On Making New Year’s Resolutions You Can Actually Keep

Welcome to 2019! A year of what we hope will be positive change and growth and exciting newness. Have you made any new year’s resolutions? This year, I am resolved to make some I can actually, you know, keep. 

I’ve realised that the key to making resolutions I stand a chance of maintaining is to not try to fling myself wildly beyond my comfort zone, instigating dramatic lifestyle changes I have neither the time nor inclination to sustain. (Did you read Dolly Alderton in Style magazine on embracing her failings? When she wrote ‘I will never be able to meditate’ I all but punched the air.) Instead, I am hooking mine on this simple phrase: do more of what makes you happy.

Read more.

I used to devour books. Then I had children and slowed down a little. Then I got Instagram and started scrolling instead of reading. No more. Over the holidays, I spent an entire afternoon curled up with a book, and it kick-started my resolution. Every evening, I endeavour to stop the scroll and pick up a book. I’ve even started retiring to bed early to read (although I’m reading Transcription, which is so flipping exciting it may not be the ideal pre-bedtime read).

Choose work which brings me satisfaction. 

Last year was a steep learning curve for me in terms of career. I made some naive assumptions about how others would behave based on my own criteria of what is ‘right’ (subjective) and was too willing to compromise. This year, I want to feel empowered, not disenfranchised. This means working with people who inspire on projects I believe in. Not under-selling myself. Focusing on making W&W and our content bigger and better. We have to work, but we can make positive choices about how and who and why. Surely that has to contribute to our overall happiness?
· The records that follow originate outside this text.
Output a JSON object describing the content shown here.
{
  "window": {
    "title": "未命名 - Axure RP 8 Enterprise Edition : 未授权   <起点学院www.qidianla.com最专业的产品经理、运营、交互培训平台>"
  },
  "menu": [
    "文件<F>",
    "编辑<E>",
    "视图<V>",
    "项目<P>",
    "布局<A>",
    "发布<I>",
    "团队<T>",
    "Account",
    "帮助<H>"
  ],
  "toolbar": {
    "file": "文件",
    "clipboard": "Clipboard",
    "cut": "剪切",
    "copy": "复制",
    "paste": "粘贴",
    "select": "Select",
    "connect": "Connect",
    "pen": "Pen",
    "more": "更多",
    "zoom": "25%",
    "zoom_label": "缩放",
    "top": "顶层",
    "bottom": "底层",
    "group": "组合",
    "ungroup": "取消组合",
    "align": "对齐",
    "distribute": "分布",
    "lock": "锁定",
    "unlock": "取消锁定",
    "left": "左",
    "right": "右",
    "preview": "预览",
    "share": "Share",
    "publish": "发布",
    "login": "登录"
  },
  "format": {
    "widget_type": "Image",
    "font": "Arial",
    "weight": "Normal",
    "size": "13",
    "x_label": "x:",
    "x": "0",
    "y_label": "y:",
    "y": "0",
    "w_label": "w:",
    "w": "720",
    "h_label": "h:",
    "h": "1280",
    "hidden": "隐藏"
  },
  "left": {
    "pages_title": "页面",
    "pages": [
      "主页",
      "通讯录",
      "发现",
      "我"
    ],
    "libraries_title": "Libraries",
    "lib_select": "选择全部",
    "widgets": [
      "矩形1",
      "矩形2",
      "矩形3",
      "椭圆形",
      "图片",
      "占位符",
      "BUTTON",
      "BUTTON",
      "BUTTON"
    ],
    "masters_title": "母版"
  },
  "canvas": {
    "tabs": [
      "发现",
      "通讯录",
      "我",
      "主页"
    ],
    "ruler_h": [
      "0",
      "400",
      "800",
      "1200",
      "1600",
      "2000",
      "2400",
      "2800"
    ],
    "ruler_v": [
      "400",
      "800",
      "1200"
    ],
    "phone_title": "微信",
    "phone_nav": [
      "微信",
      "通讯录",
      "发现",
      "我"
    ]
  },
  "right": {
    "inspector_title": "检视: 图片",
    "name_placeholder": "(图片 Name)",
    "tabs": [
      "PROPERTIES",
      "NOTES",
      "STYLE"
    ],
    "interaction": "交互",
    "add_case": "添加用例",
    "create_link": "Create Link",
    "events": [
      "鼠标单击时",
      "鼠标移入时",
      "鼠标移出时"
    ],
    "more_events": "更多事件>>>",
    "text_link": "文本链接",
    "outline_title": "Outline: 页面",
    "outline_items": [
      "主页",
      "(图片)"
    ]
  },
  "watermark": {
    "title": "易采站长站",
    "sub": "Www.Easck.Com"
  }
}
I am rarely still. Even now, my foot is tapping out the rhythm of the keys. But I don’t exercise properly (see above re the gym). The lovely Monica Welburn writes in The Elgin Avenue about simple wellness habits to inspire even the most gym-shy. She made me re-think my approach. I love to walk – I’ll walk more. Yoga makes me feel good – I’ll practise more often. And my meal prep took an even healthier upswing when we signed up for a fortnightly Odd Box. (Bonus points for the excitement it elicits from my children.)

Be more present.

My best friend pointed out to me that doing several things at once is a modern malaise, and she’s right: I am guilty. (See: watching TV and scrolling your phone; playing with your children whilst checking emails; starting one task and getting distracted by another.) So I’ve stopped trying to do it all at once, and do things one at a time. I can’t always promise my full attention, but I can try.

Wear the sparkly shoes.

The ‘sparkly shoes’ here are both literal and representative. What I mean here is that I’ll wear the clothes that make me happy – without needing a reason. Be that wearing sparkly shoes with jeans on the school run, the softest cashmere knit to work from home, a pretty dress just because the sun’s out – clothes make me happy.

Give thanks. 

Write thank you notes (I have a stack of notecards on my desk for this very purpose) – there’s little nicer than getting a proper, handwritten note through the post. Send flowers to your mum (or your best friend) because she’s kind/brilliant/indispensable. Appreciate your partner. The feel-good factor cuts both ways.